Use `[` method from data.table package in package development - r

We are creating a package where one of our functions uses functions of the data.table package.
Instead of importing entire packages through our roxygen header, we try to use :: as much as possible in our code.
For a function, this is easy. For example:
data.table::setkey(our_data_1, our_variable)
Yet, we do not know how to do this for a method. For example:
our_data_3 <- our_data_1[our_data_2, roll = "nearest"]
where [ has a specific method for data.tables, which is indicated by:
methods(`[`)
I have tried multiple approaches. Multiple combinations, using #importFrom, failed. For example, adding the following line to our roxygen header...
#importFrom data.table `[.data.table`
...returned the following when running devtools::document():
Warning message:
object ‘[.data.table’ is not exported by 'namespace:data.table'
I have also tried things like [.data.table within our code, but those failed as well...
Importing the entire data.table package in our roxygen header worked (#import data.table), but this is not preferred since we want to refer to the package of each function within our code (or at least use #importFrom).
Is there a way to use the [ method of data.table within the code of a function without importing the entire data.table package? Or is it at least possible to only import the method, for example through using #importFrom in our roxygen header?
Thank you in advance!

There is no need to import S3 methods, they are automatically dispatched by class of an object.
In case of [ data.table method, there is a trick which we use to ensure that data.table passed to a library that expects data.frame, will be handled properly, as a data.frame. This handling is decided based on NAMESPACE file. If you don't import data.table in NAMESPACE then data.table method assumes you want to use it as data.frame.
You can state your intent explicitly by using extra variable .datatable.aware=TRUE in any of you R script files.
You should read Importing data.table vignette where this is well described.
I also put example package which you can run and debug from there if for some reason your code will still not work: https://gitlab.com/jangorecki/useDTmethod

I think you don't need to import S3 method or to use :: like we do on functions.
In my opinion you just need to add data.table as a dependency in DESCRIPTION and it should be working.
R will know that you are applying [ to a data.table object and will use the correct method.

Related

How can I use data.table in a package without importing all functions?

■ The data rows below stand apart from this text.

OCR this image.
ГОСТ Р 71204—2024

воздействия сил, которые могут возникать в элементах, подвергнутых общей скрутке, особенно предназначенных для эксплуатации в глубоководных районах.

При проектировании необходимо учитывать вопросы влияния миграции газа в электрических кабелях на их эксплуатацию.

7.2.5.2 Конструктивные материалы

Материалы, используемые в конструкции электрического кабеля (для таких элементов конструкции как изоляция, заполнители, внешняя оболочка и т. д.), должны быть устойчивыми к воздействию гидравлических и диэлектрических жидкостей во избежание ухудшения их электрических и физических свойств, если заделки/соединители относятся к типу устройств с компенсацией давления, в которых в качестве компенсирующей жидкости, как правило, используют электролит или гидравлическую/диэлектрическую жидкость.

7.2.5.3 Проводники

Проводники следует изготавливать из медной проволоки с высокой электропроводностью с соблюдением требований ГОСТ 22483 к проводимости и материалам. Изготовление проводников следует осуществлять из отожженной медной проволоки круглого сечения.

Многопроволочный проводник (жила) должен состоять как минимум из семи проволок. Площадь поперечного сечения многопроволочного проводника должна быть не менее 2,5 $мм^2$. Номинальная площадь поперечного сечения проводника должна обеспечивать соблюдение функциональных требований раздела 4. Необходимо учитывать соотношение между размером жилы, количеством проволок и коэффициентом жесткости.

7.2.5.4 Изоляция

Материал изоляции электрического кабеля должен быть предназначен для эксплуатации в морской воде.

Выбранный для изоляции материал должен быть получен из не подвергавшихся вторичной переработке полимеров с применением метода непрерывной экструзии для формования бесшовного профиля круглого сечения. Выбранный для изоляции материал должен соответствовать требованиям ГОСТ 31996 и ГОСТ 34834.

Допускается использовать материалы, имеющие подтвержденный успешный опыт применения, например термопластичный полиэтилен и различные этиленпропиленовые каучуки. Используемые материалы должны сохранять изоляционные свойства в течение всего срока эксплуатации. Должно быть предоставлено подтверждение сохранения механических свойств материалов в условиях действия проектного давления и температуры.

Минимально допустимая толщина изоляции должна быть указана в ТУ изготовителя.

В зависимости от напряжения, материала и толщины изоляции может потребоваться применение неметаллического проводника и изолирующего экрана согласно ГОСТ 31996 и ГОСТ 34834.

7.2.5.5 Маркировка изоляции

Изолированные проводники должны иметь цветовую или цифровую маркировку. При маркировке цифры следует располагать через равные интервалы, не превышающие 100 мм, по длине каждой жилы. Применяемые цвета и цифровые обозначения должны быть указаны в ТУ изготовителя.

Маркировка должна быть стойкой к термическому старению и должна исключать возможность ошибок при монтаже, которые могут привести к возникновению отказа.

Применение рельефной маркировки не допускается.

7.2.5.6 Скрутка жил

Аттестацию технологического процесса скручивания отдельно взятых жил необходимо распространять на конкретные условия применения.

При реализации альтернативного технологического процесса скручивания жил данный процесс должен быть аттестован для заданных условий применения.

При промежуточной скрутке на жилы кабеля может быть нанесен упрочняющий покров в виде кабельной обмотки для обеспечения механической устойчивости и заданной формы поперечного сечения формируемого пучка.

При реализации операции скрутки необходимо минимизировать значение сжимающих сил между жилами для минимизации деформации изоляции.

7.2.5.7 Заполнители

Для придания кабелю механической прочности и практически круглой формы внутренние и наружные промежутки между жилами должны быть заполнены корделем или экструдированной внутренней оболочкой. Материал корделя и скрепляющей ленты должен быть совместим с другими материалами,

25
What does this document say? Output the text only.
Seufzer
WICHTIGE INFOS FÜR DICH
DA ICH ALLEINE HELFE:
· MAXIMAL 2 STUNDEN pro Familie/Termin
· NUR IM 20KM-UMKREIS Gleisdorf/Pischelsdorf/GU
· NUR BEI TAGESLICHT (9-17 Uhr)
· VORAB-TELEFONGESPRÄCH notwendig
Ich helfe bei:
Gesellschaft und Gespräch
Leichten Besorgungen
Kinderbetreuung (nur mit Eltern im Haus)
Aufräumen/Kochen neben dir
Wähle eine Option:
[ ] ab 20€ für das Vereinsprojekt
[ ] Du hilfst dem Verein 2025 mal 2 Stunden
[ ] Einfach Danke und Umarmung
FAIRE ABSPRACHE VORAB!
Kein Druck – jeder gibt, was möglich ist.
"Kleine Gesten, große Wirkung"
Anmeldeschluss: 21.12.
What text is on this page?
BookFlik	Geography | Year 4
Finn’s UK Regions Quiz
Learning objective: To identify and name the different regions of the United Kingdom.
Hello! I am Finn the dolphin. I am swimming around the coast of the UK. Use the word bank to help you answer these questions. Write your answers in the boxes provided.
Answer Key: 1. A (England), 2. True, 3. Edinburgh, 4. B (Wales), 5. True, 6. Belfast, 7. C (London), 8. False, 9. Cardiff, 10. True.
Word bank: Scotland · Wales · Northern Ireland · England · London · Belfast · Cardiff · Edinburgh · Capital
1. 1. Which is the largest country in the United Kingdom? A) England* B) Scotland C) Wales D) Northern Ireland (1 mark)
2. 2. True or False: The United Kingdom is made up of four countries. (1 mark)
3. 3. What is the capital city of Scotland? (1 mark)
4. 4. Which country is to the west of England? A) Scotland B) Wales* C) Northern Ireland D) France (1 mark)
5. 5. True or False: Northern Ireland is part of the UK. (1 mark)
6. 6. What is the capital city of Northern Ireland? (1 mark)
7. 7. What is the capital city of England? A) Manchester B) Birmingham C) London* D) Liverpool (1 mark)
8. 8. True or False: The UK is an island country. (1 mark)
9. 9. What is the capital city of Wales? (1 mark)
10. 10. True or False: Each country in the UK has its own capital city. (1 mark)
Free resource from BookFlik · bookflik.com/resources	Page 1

I'm building an R package in which I would like to use dtplyr to perform various bits of data manipulation. My issue is that dtplyr seems to only work if I import the whole of data.table (i.e. using the roxygen #' #import data.table). Without this I get errors like:
Error in .(x = sum(x), y = sum(y), :
could not find function "."
If I can solve this problem by only importing certain functions from data.table that would be great, but there seems to be no function .() in the package. My knowledge of data.table is limited, but I can only assume it uses .() to edit parsed code (similar to the base R bquote()), but that dtplyr for some reason needs data.table to be loaded for this to work.
I've tried various things such as withr::with_package("data.table", code) and requireNamespace("data.table"), but so far importing the whole package is the only thing that seems to work. This is not a viable solution because it completely ruins the well-maintained namespace in the package I'm working on by importing so many functions from data.table.
NB, this package houses a project which will be worked on by many other analysts well into the future. While simply writing data.table code may be preferable in terms of performance and general good-practice, using dtplyr to translate dplyr code gives a boost in readability and ease-of-use that is far more important in this context.
The (documented) solution I found is to set .datatable.aware <- TRUE somewhere in the package source code. According to the documentation, if you're using data.table in a package without importing the whole thing, you should do this so that [.data.table() does not revert to calling [.data.frame(). From the docs:
...please define .datatable.aware = TRUE anywhere in your R source code (no need to export). This tells data.table that you as a package developer have designed your code to intentionally rely on data.table functionality even though it may not be obvious from inspecting your NAMESPACE file.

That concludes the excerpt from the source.